Hier kann man nochmal ganzu gut sehen wie das Blei gefaßt ist. Das Problem wird sein das Blech so knapp zu knicken, noch dazu im Bogen (Pfeil). Wer hat also gute Ideen |kopfkrat


----------



## Bondex (1. Dezember 2004)

*AW: Snapsblinker*

@barsch_zocker 
ist mir noch nie passiert. Alt werden die Dinger meist sowieso nicht, die gehen beim Blinkern an der Ostsee relativ oft flöten. Vielleicht taugen die Dinger aber auch im Fluß oder See. Es sind echte Weitwurfwunder und taumeln super geil wenn man die Schnur einfach nur stramm hält und den Köder durchsacken läßt. #6


----------



## Der_Glücklose (1. Dezember 2004)

*AW: Snapsblinker*

.....


----------



## Karstein (1. Dezember 2004)

*AW: Snapsblinker*

@ Barsch-Zocker und Bondex: mir sind schon zwei in den Himmel geschossen, hatte 0,23mm Mono und jeweils das 30gr Exemplar in Gebrauch - wenn da eine Schlaufe auf der Spule sitzt, knallt es zwangsläufig bei starken Würfen.

Der Snaps müsste auch hervorragend an größeren Seen auf Salmoniden funktionieren, z.B. am Walchensee auf Seeforellen. Konnte es aber bislang leider noch nicht testen.
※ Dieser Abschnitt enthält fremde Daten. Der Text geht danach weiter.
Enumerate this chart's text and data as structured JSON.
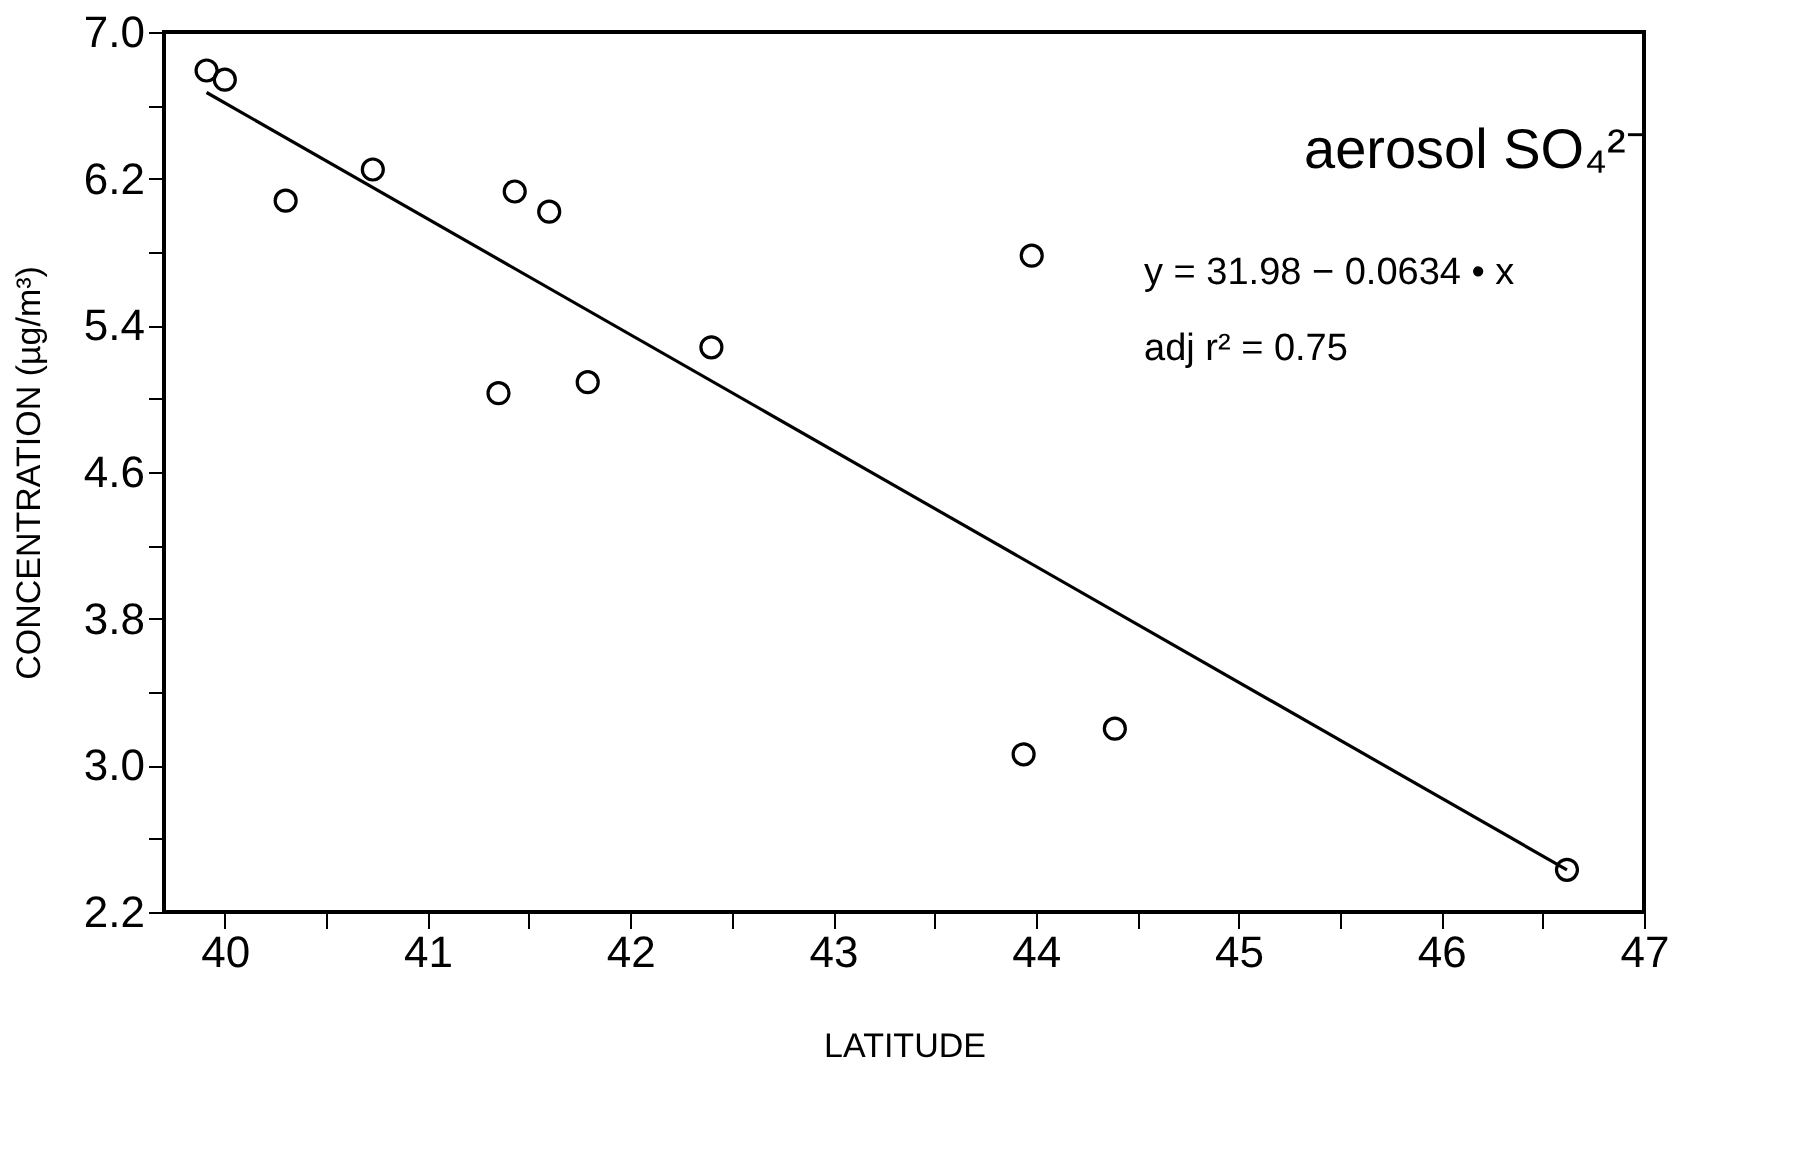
{
  "chart_data": {
    "type": "scatter",
    "xlabel": "LATITUDE",
    "ylabel": "CONCENTRATION (µg/m³)",
    "series": [
      {
        "color": "#000000",
        "marker": "circle",
        "x": [
          39.91,
          40.0,
          40.3,
          40.73,
          41.35,
          41.43,
          41.6,
          41.79,
          42.4,
          43.98,
          43.94,
          44.39,
          46.62
        ],
        "values": [
          6.79,
          6.74,
          6.08,
          6.25,
          5.03,
          6.13,
          6.02,
          5.09,
          5.28,
          5.78,
          3.06,
          3.2,
          2.43
        ]
      },
      {
        "type": "line",
        "color": "#000000",
        "line_style": "solid",
        "x": [
          39.91,
          46.62
        ],
        "values": [
          6.67,
          2.43
        ]
      }
    ],
    "annotations": [
      "aerosol SO₄²⁻",
      "y = 31.98 − 0.0634 • x",
      "adj r² = 0.75"
    ],
    "xlim": [
      39.7,
      47.0
    ],
    "xticks": [
      40,
      {
        "value": 40.5,
        "label": null
      },
      41,
      {
        "value": 41.5,
        "label": null
      },
      42,
      {
        "value": 42.5,
        "label": null
      },
      43,
      {
        "value": 43.5,
        "label": null
      },
      44,
      {
        "value": 44.5,
        "label": null
      },
      45,
      {
        "value": 45.5,
        "label": null
      },
      46,
      {
        "value": 46.5,
        "label": null
      },
      47
    ],
    "ylim": [
      2.2,
      7.0
    ],
    "yticks": [
      {
        "value": 2.2,
        "label": "2.2"
      },
      {
        "value": 2.6,
        "label": null
      },
      {
        "value": 3.0,
        "label": "3.0"
      },
      {
        "value": 3.4,
        "label": null
      },
      {
        "value": 3.8,
        "label": "3.8"
      },
      {
        "value": 4.2,
        "label": null
      },
      {
        "value": 4.6,
        "label": "4.6"
      },
      {
        "value": 5.0,
        "label": null
      },
      {
        "value": 5.4,
        "label": "5.4"
      },
      {
        "value": 5.8,
        "label": null
      },
      {
        "value": 6.2,
        "label": "6.2"
      },
      {
        "value": 6.6,
        "label": null
      },
      {
        "value": 7.0,
        "label": "7.0"
      }
    ],
    "grid": false
  }
}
Auch an skandinavischen Lachsflüssen wird er schon erfolgreich gefischt, gerade bei starkem Hochwasser.


----------



## arno (1. Dezember 2004)

*AW: Snapsblinker*

Moin!
So auf die Schnelle:
Das Blech und das Blei zusammenlegen.
Dann mit einem Schutzgasgerät vier Ecken vier Punkte.
Müste doch eigendlich halten!
Klar das Blei wird etwas angeschmolzen, aber ich kann mir vorstellen daß das so funst!


----------



## Igor (1. Dezember 2004)

*AW: Snapsblinker*

1. Dachdeckerblei umwickeln, Loch durchbohren, Blindniete setzen, Nagelrest rausschlagen
 2. Paar Löcher im Blech bohren, Blei gißen in vorbereitete Form, Ecken mit dem  Hammer abrunden.

 Hab auf die schnelle überlegt. Sorry fals nicht passt.


----------



## Bellyboatangler (1. Dezember 2004)

*AW: Snapsblinker*

@ Bondex

Hast es mal mit Auswuchtbleie versucht. Die habe die gleiche Form wie das Blei im Snapsblinker. Duennes nicht rostendes Blech in Kupfer und Silber zurechtschneiden und dann mit Aquasure festkleben. Muesste halten.

Das Umbiegen des Bleches um das Blei scheint da schon viel schwieriger!


----------



## Steffen23769 (1. Dezember 2004)

*AW: Snapsblinker*

@Bondex:
Du hast da den 30 Gramm Snaps, das Blei muss NICHT gebogen sein, beim 20 Gramm is' es fast gänzlich flach (den Fische ich nämlich am liebsten, weil er nicht soviele Hänger fabriziert weil er langsamer absinkt!!) DIeser Punkt sollte zumindest die Aktion nicht beeinflussen!?!?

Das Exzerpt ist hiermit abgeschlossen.